In general, this is a very difficult problem. If you have any more information about $f$, i.e. convex, nonnegative, linear, etc., then it will probably simplify the problem. If $n=1$, then this problem is also quite simple. In general, this problem is solvable, but it may break down into exponentially many sub-problems.
If $x_{min}\in \Omega \subset \mathbb{R^n}$ is a minimum of $f(x)$ then $\textbf{D}f(x_{min})=0$ or $x_{min} \in \partial \Omega$ (the boundary of $\Omega$).

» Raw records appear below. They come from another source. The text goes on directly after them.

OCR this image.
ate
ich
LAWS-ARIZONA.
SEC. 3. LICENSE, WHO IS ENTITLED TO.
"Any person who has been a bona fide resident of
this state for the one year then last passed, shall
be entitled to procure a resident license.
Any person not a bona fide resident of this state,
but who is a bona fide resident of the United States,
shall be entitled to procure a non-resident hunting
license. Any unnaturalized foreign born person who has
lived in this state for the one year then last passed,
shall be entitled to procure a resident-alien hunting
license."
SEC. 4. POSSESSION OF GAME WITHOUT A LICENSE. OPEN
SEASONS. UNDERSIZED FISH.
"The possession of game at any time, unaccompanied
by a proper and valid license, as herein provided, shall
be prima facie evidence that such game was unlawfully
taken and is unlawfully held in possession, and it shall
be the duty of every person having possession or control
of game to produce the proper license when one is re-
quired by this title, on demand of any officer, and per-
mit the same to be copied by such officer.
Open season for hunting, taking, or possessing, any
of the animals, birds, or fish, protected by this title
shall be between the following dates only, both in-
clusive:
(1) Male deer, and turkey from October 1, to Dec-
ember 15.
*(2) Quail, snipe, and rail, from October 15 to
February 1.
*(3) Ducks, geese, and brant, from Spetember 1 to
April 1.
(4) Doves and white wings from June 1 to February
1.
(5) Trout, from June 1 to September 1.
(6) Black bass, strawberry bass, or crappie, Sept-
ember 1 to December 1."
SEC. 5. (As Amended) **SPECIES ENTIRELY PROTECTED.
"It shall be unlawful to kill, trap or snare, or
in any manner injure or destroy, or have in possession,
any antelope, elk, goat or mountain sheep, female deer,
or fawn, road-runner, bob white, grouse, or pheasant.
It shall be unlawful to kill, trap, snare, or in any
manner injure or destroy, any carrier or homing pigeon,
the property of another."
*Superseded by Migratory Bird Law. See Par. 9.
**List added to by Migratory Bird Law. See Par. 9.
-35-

Since $f(x)$ is continuous and $\Omega=\{x\in\mathbb{R^n}|f(x)\geq0\}$, then whenever $x_\partial \in \partial \Omega$, $0 = f(x_\partial) \leq f(x)$ for any $x \in \Omega$. Thus, if $f(x) < 0$ for any $x\in \mathbb{R^n}$, $\partial \Omega$ is nonempty, so the minimum of $f(x)$ on $\Omega$ is $0$.
We can easily check when this is the case as $f(x) < 0$ if and only if $\min[\lim_{||x||\rightarrow \infty} f(x)]<0$ or $f(x^*)<0$ for some $x^*$ such that $\textbf{D}f(x^*)=0$. If all of these are nonnegative, then $f(x)>0$ for all $x\in\mathbb{R^n}$. Otherwise, the minimum is $0$.
So, let's consider that $f(x) > 0$ for all $x\in\mathbb{R^n}$, so that $\partial \Omega = \emptyset$. Then, we can find $x_{min}^* = \arg\min_{\textbf{D}f(x^*)=0} f(x^*)$. To verify that $f(x_{min}^*)\leq f(x)$, we need to check that $f(x_{min}^*) \leq \min[\lim_{||x||\rightarrow \infty} f(x)]$. If this is the case, then $x_{min}^*$ minimizes $f$. Otherwise, $f$ has no global minimum and $\inf f = \min[\lim_{||x||\rightarrow \infty} f(x)]$
To calculuate $\min[\lim_{||x||\rightarrow \infty} f(x)]$, write $x = x(r,\theta)$ where $\theta \in [0,\pi]^{n-2}\times [0,2\pi)$ as a point on a sphere of radius $r$, and take $\lim_{r\rightarrow \infty} f(x(r,\theta)) = g(\theta)$. Minimizing $g$ may be challenging but is a reduction of order from minimizing $f$ and has a compact, convex domain.
If $f$ is a nonnegative convex function, then the minimum is unique and there are no maxima or saddles, so finding any $x^*$ such that $\textbf{D}f(x^*)=0$ guarantees that $f(x^*)<f(x)$ for all $x$.